When Mum and Dad went into the home I didn't realise how much care they and others would eventually need, so I didn't realise it was such a poor ratio. Also I was lead to believe that Care staff were not the ones making beds, serving meals etc. I thought the domestic staff did that. (Dumb, I know!)

I look forward to hearing from others about their Care Home experiences regarding staff ratios. Thanks!
 

Skye

Registered User
Aug 29, 2006
17,000
SW Scotland
Hi Nell, the ratio in your mum's home does sound very poor.

The home that I'm hoping to get John into has 1:6 in the residential/nursing section, and 1:4 in EMI.

I'm not sure if they have separate cleaning staff, but I would think so. I'll have to find that out. There are also separate catering staff, though the carers feed those who need it.

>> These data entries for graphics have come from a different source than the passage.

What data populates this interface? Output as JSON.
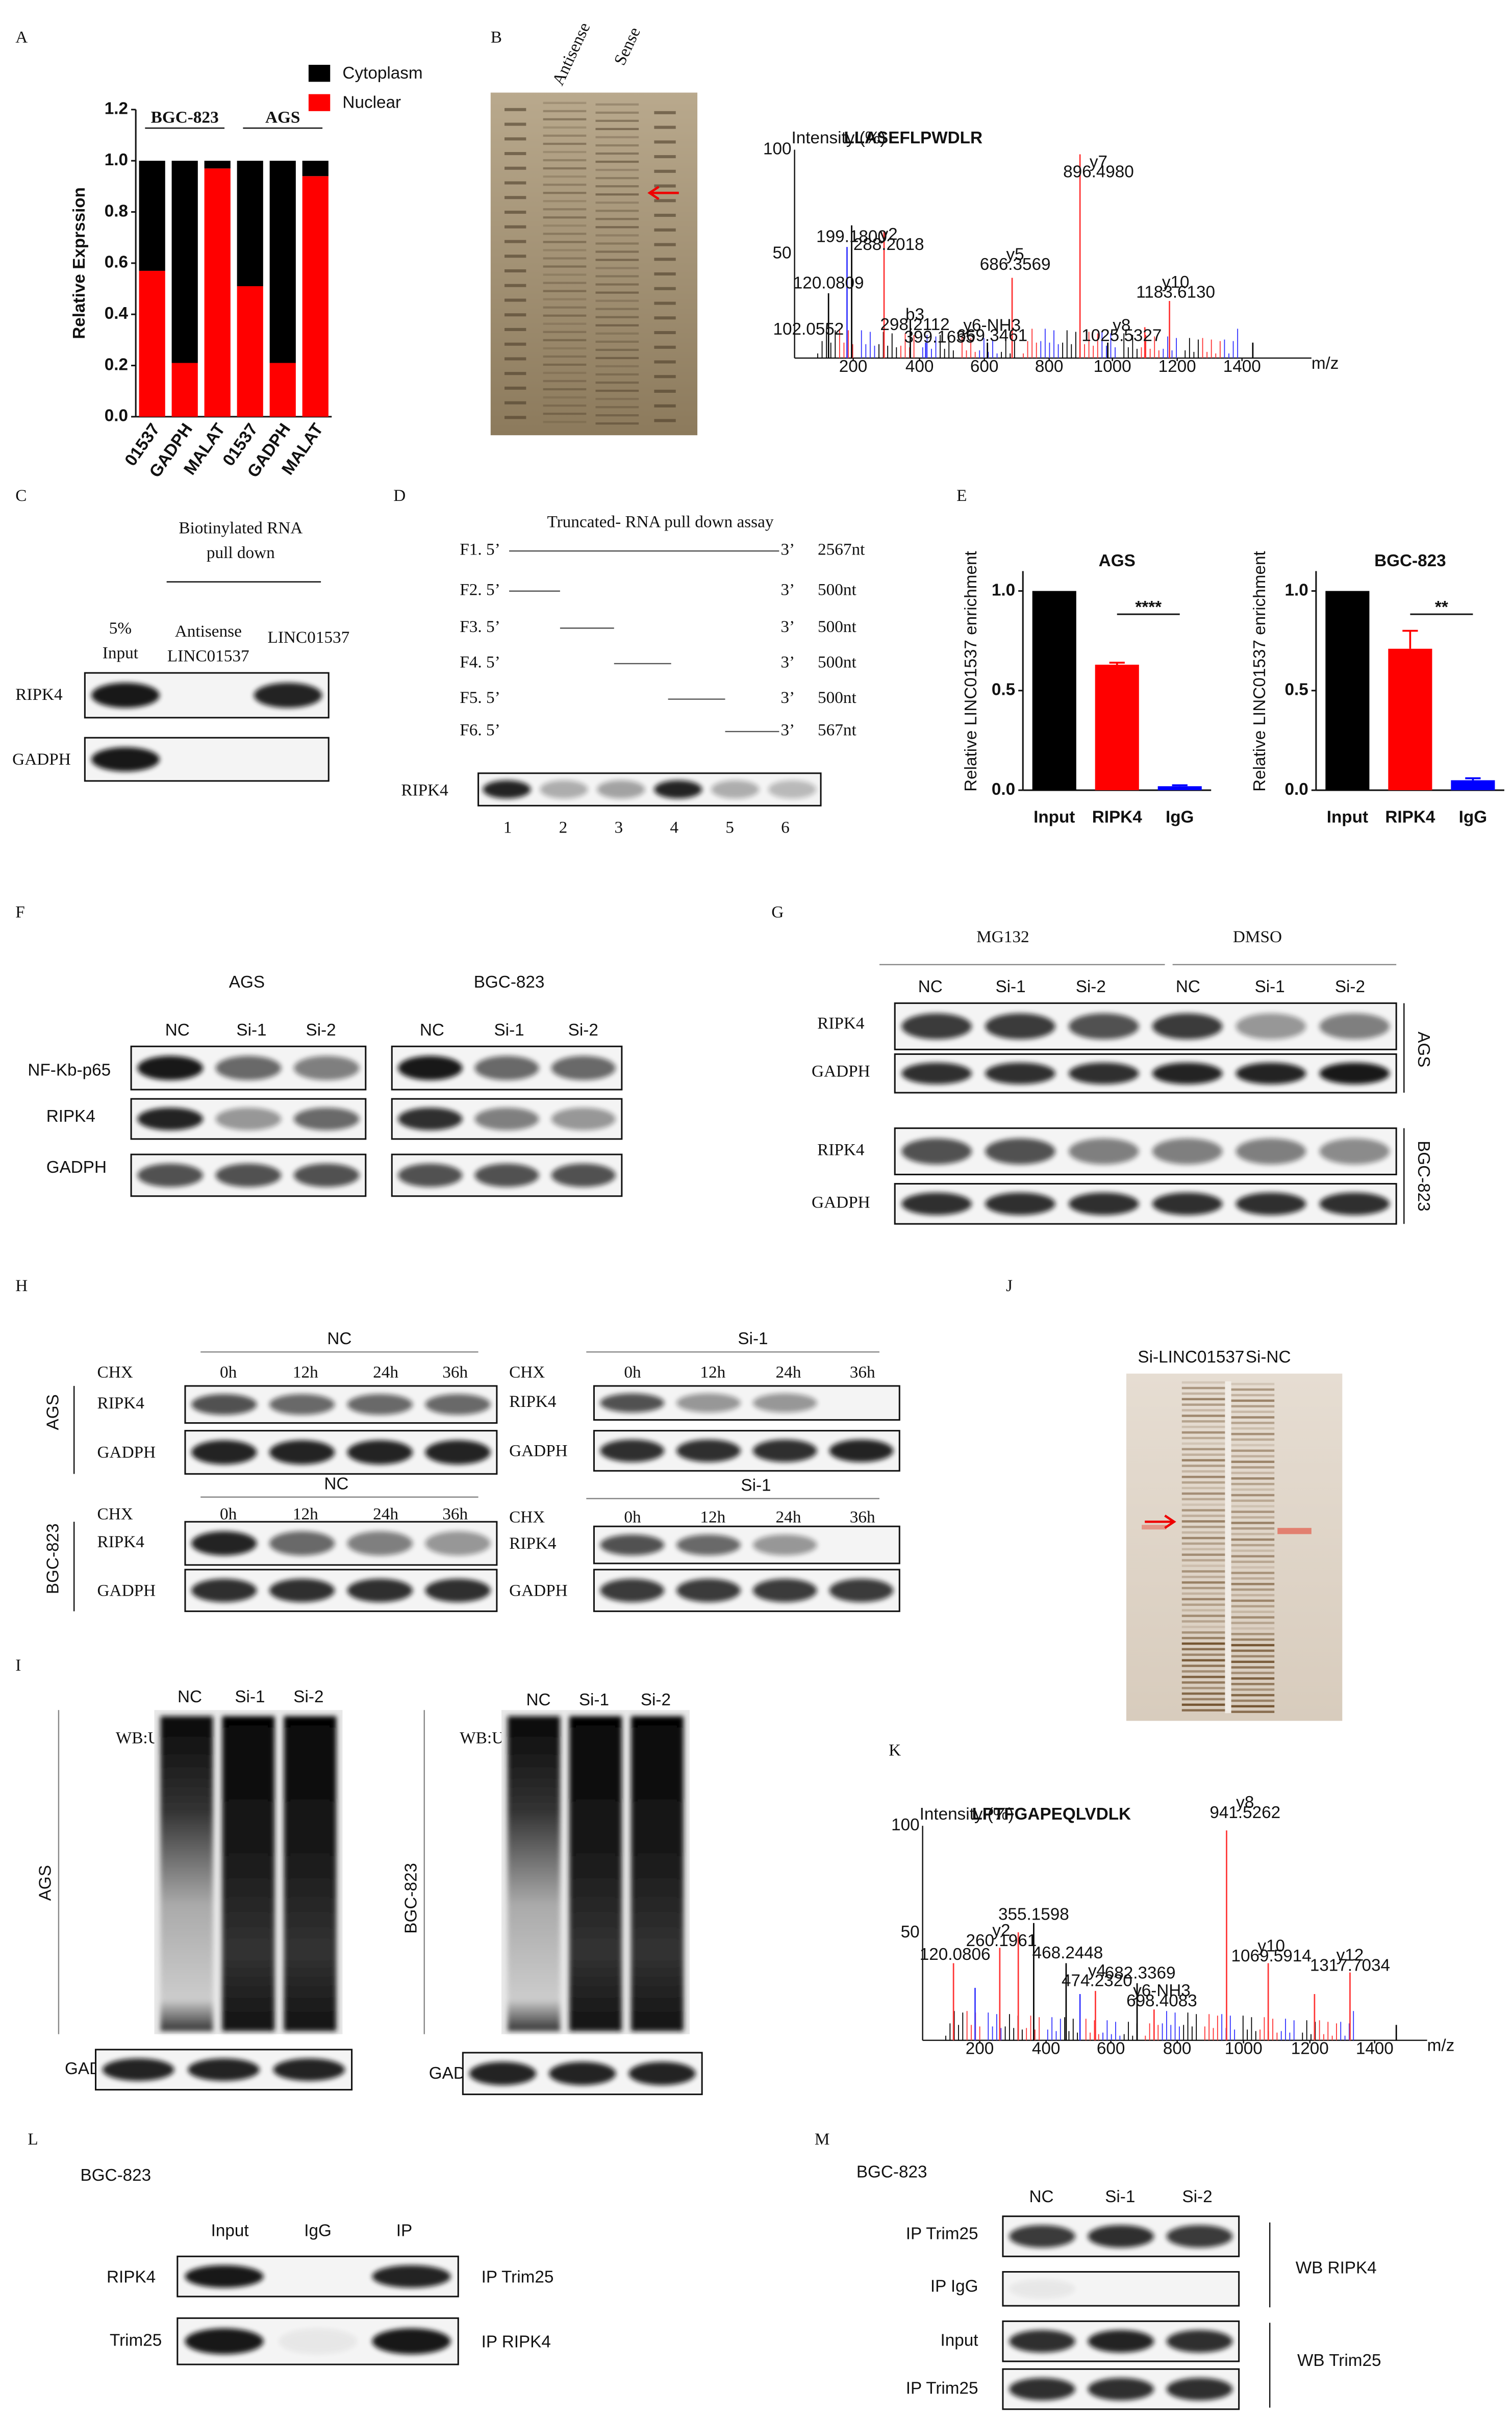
{
  "panel_a": {
    "label": "A",
    "chart_data": {
      "type": "stacked_bar",
      "ylabel": "Relative Exprssion",
      "groups": [
        "BGC-823",
        "AGS"
      ],
      "categories": [
        "01537",
        "GADPH",
        "MALAT",
        "01537",
        "GADPH",
        "MALAT"
      ],
      "series": [
        {
          "name": "Cytoplasm",
          "color": "#000000",
          "values": [
            0.43,
            0.79,
            0.03,
            0.49,
            0.79,
            0.06
          ]
        },
        {
          "name": "Nuclear",
          "color": "#ff0000",
          "values": [
            0.57,
            0.21,
            0.97,
            0.51,
            0.21,
            0.94
          ]
        }
      ],
      "ylim": [
        0,
        1.2
      ],
      "yticks": [
        {
          "value": 0,
          "label": "0.0"
        },
        0.2,
        0.4,
        0.6,
        0.8,
        {
          "value": 1,
          "label": "1.0"
        },
        1.2
      ]
    }
  },
  "panel_b": {
    "label": "B",
    "lanes": [
      "Antisense",
      "Sense"
    ],
    "spectrum": {
      "y_title": "Intensity (%)",
      "sequence": "LLASEFLPWDLR",
      "yticks": [
        "100",
        "50"
      ],
      "xticks": [
        "200",
        "400",
        "600",
        "800",
        "1000",
        "1200",
        "1400"
      ],
      "x_title": "m/z",
      "peaks": [
        [
          "y7",
          "896.4980"
        ],
        [
          "y2",
          "288.2018"
        ],
        [
          "199.1800"
        ],
        [
          "120.0809"
        ],
        [
          "y5",
          "686.3569"
        ],
        [
          "b3",
          "298.2112"
        ],
        [
          "399.1635"
        ],
        [
          "y6-NH3",
          "669.3461"
        ],
        [
          "y8",
          "1025.5327"
        ],
        [
          "y10",
          "1183.6130"
        ],
        [
          "102.0552"
        ]
      ]
    }
  },
  "panel_c": {
    "label": "C",
    "title": [
      "Biotinylated RNA",
      "pull down"
    ],
    "lanes": [
      [
        "5%",
        "Input"
      ],
      [
        "Antisense",
        "LINC01537"
      ],
      [
        "LINC01537"
      ]
    ],
    "rows": [
      "RIPK4",
      "GADPH"
    ]
  },
  "panel_d": {
    "label": "D",
    "title": "Truncated- RNA pull down assay",
    "fragments": [
      {
        "name": "F1. 5’",
        "end": "3’",
        "length": "2567nt"
      },
      {
        "name": "F2. 5’",
        "end": "3’",
        "length": "500nt"
      },
      {
        "name": "F3. 5’",
        "end": "3’",
        "length": "500nt"
      },
      {
        "name": "F4. 5’",
        "end": "3’",
        "length": "500nt"
      },
      {
        "name": "F5. 5’",
        "end": "3’",
        "length": "500nt"
      },
      {
        "name": "F6. 5’",
        "end": "3’",
        "length": "567nt"
      }
    ],
    "blot_row": "RIPK4",
    "lanes": [
      "1",
      "2",
      "3",
      "4",
      "5",
      "6"
    ]
  },
  "panel_e": {
    "label": "E",
    "charts": [
      {
        "type": "bar",
        "title": "AGS",
        "ylabel": "Relative LINC01537 enrichment",
        "categories": [
          "Input",
          "RIPK4",
          "IgG"
        ],
        "values": [
          1,
          0.63,
          0.02
        ],
        "errors": [
          null,
          0.01,
          0.005
        ],
        "colors": [
          "#000000",
          "#ff0000",
          "#0000ff"
        ],
        "significance": "****",
        "ylim": [
          0,
          1.1
        ],
        "yticks": [
          {
            "value": 0,
            "label": "0.0"
          },
          0.5,
          {
            "value": 1,
            "label": "1.0"
          }
        ]
      },
      {
        "type": "bar",
        "title": "BGC-823",
        "ylabel": "Relative LINC01537 enrichment",
        "categories": [
          "Input",
          "RIPK4",
          "IgG"
        ],
        "values": [
          1,
          0.71,
          0.05
        ],
        "errors": [
          null,
          0.09,
          0.01
        ],
        "colors": [
          "#000000",
          "#ff0000",
          "#0000ff"
        ],
        "significance": "**",
        "ylim": [
          0,
          1.1
        ],
        "yticks": [
          {
            "value": 0,
            "label": "0.0"
          },
          0.5,
          {
            "value": 1,
            "label": "1.0"
          }
        ]
      }
    ]
  },
  "panel_f": {
    "label": "F",
    "groups": [
      "AGS",
      "BGC-823"
    ],
    "lanes": [
      [
        "NC",
        "Si-1",
        "Si-2"
      ],
      [
        "NC",
        "Si-1",
        "Si-2"
      ]
    ],
    "rows": [
      "NF-Kb-p65",
      "RIPK4",
      "GADPH"
    ]
  },
  "panel_g": {
    "label": "G",
    "treatments": [
      "MG132",
      "DMSO"
    ],
    "lanes": [
      "NC",
      "Si-1",
      "Si-2",
      "NC",
      "Si-1",
      "Si-2"
    ],
    "cell_lines": [
      "AGS",
      "BGC-823"
    ],
    "rows": [
      "RIPK4",
      "GADPH",
      "RIPK4",
      "GADPH"
    ]
  },
  "panel_h": {
    "label": "H",
    "cell_lines": [
      "AGS",
      "BGC-823"
    ],
    "blocks": [
      {
        "group": "NC",
        "chx": "CHX",
        "times": [
          "0h",
          "12h",
          "24h",
          "36h"
        ],
        "rows": [
          "RIPK4",
          "GADPH"
        ]
      },
      {
        "group": "Si-1",
        "chx": "CHX",
        "times": [
          "0h",
          "12h",
          "24h",
          "36h"
        ],
        "rows": [
          "RIPK4",
          "GADPH"
        ]
      },
      {
        "group": "NC",
        "chx": "CHX",
        "times": [
          "0h",
          "12h",
          "24h",
          "36h"
        ],
        "rows": [
          "RIPK4",
          "GADPH"
        ]
      },
      {
        "group": "Si-1",
        "chx": "CHX",
        "times": [
          "0h",
          "12h",
          "24h",
          "36h"
        ],
        "rows": [
          "RIPK4",
          "GADPH"
        ]
      }
    ]
  },
  "panel_i": {
    "label": "I",
    "blots": [
      {
        "cell_line": "AGS",
        "lanes": [
          "NC",
          "Si-1",
          "Si-2"
        ],
        "probe": "WB:Ub",
        "loading": "GADPH"
      },
      {
        "cell_line": "BGC-823",
        "lanes": [
          "NC",
          "Si-1",
          "Si-2"
        ],
        "probe": "WB:Ub",
        "loading": "GADPH"
      }
    ]
  },
  "panel_j": {
    "label": "J",
    "lanes": [
      "Si-LINC01537",
      "Si-NC"
    ]
  },
  "panel_k": {
    "label": "K",
    "spectrum": {
      "y_title": "Intensity (%)",
      "sequence": "LPTFGAPEQLVDLK",
      "yticks": [
        "100",
        "50"
      ],
      "xticks": [
        "200",
        "400",
        "600",
        "800",
        "1000",
        "1200",
        "1400"
      ],
      "x_title": "m/z",
      "peaks": [
        [
          "y8",
          "941.5262"
        ],
        [
          "355.1598"
        ],
        [
          "y2",
          "260.1961"
        ],
        [
          "120.0806"
        ],
        [
          "468.2448"
        ],
        [
          "y4",
          "474.2320"
        ],
        [
          "682.3369"
        ],
        [
          "y6-NH3",
          "698.4083"
        ],
        [
          "y10",
          "1069.5914"
        ],
        [
          "y12",
          "1317.7034"
        ]
      ]
    }
  },
  "panel_l": {
    "label": "L",
    "cell_line": "BGC-823",
    "lanes": [
      "Input",
      "IgG",
      "IP"
    ],
    "rows": [
      {
        "name": "RIPK4",
        "ip": "IP Trim25"
      },
      {
        "name": "Trim25",
        "ip": "IP RIPK4"
      }
    ]
  },
  "panel_m": {
    "label": "M",
    "cell_line": "BGC-823",
    "lanes": [
      "NC",
      "Si-1",
      "Si-2"
    ],
    "rows": [
      "IP Trim25",
      "IP IgG",
      "Input",
      "IP Trim25"
    ],
    "wb": [
      "WB RIPK4",
      "WB Trim25"
    ]
  }
}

In the hospital ward John's on at the moment, the ratio is quite high in the morning, but lower in the afternoon, and abysmally low at nights and weekends. I feel so sorry for the staff at weekends, they haven't a hope of getting everything done. But that's NHS!
 

elaineo2

Registered User
Jul 6, 2007
945
leigh lancashire
Hi all.just having my 2pennoths worth!In the group i work for the ratio=residential care-1:10( 3 staff and a care team leader) Nursing care=1:6 (R/N included) EMI =1:5(team leader included). I have been told that the EMI units are well staffed and the care is at a level of needs.I couldn't possibly comment!not having worked in an EMI unit.Staffing levels are paramount I know,stimulation is too.I feel for homes that are understaffed or have levels of care beyond their capabilities.Care for our loved ones can become a viscious circle.love elainex
 

Taffy

Registered User
Apr 15, 2007
1,314
Hi everybody, Nell summed the staffing situation up brilliantly and as Hazel said it does sound poor. Well after reading the UK ratio I am flabbergasted. This facility is only low care, one of these wings house the poor souls that are extremely demented 16 in all. Three carers are needed along with a rover carer to have things manageable they have two carers only. On Sunday when I visited there were four carers needed to bring a situation under control in this wing, so this meant the three other wings (48 residents) were been cared for by one carer. Now, I don't know if the reason the home keeps these residents is because there is no where else available to house them or because they want to keep a full house themselves. On a good note, last two visits mum has looked lovely, clothes clean hair done, as fresh as a daisy. Mum once again looks like someone owns her. Regards Taffy.

Dear Elaine, your opinions are very valuable, only carers themselves know the true measure of these situations. In mum's case, management aren't acting on the carers concerns. I feel this is why the carers find the need to vent their concerns to relatives. But, from my point it makes things hard because knowing things that I do could have only come from the carers themselves. Regards Taffy.